I am Won-Ki Kim, Head in charge of Container Business Unit. I have worked for CyberLogitec for about seven years, and before I joined the company, I had worked for eighteen years for Hanjin Shipping. So far, I have experienced various areas of the shipping industry such as purchase, marketing, duty as international branch manager, sea route planning, sharing tonnage through liner alliances, and management planning. In 2005, leading SEM (strategic enterprise management) for Hanjin Shipping’s PI (process innovation), I came to know the score about company management and planning task. After we finished the project, I was able to put my experience to use when I came to serve as Management Administration Team Manager.
After I moved to CyberLogitec, I came to work as International Marketing Team Manager, delivering IT solutions to the global market. Afterwards, I served as Marketing Planning Team Manager and head of Maritime Business Unit before I was appointed Head of Container Business Unit, thus working in the field and piling up experience as a leader. When I first took up the duty of International Marketing Team Manager, I focused on delivering to North America and Spain terminal operating systems such as OPUS Terminal.
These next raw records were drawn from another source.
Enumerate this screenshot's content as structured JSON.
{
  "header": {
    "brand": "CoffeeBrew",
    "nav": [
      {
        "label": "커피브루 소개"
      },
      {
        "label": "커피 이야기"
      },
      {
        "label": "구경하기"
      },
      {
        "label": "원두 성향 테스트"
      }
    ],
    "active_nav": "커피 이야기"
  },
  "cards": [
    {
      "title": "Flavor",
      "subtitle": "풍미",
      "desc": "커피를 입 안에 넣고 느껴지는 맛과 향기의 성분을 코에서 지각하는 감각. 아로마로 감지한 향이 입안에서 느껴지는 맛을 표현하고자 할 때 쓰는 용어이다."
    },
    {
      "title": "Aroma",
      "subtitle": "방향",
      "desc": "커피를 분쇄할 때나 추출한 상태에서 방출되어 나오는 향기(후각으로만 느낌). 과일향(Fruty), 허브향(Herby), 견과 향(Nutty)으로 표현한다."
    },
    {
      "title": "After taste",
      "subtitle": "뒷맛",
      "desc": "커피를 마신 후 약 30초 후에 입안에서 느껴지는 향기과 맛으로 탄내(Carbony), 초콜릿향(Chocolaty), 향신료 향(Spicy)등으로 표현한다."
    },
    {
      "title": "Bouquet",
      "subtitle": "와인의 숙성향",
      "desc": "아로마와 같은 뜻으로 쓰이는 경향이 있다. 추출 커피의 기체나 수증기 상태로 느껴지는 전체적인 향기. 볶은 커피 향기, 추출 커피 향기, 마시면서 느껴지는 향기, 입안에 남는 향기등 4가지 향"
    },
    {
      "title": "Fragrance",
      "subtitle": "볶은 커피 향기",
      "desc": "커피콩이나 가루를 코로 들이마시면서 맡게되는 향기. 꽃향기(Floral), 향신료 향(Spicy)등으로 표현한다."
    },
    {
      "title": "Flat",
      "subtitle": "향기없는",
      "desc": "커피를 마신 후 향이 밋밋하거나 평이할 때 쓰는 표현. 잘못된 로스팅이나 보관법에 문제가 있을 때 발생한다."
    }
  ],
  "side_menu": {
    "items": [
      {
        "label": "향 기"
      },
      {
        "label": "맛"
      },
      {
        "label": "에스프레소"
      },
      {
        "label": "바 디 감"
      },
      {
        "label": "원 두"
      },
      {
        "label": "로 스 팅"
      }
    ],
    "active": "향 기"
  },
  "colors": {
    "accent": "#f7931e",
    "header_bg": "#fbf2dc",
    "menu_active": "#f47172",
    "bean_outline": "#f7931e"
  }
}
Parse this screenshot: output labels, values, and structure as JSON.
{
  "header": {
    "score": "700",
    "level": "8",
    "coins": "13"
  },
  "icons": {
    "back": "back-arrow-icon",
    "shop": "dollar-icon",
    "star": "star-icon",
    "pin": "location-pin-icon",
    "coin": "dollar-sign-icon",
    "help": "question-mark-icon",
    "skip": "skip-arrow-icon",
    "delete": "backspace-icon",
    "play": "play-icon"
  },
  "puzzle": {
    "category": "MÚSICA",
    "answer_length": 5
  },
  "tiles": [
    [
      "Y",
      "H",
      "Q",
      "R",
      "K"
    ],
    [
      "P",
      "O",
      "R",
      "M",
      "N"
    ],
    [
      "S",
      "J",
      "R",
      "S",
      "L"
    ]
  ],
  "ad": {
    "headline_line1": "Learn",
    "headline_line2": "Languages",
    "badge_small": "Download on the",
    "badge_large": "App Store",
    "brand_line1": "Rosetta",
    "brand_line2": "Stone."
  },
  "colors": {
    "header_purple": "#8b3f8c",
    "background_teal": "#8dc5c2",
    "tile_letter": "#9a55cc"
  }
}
Since then, leading the container solution marketing, I have built a customer network through updating the list of container shipping companies and analyzing them. In the early days of our container solution marketing, we had practically no contact points with liners and had only a modicum of information on the market. Therefore, we first updated the list for eighteen target accounts, and by meting one after another of them, we have built our business network
2. What is your memorable project or work experience?
I remember and cherish all the projects in which I participated directly or indirectly. Of them all, I particularly remember leading the user side in the SEM for Hanjin Shipping’s PI project. Previously, I had experienced small-scale IT projects such as the application of tonnage tax, but the PI project was an opportunity to broaden my experience through small and large things.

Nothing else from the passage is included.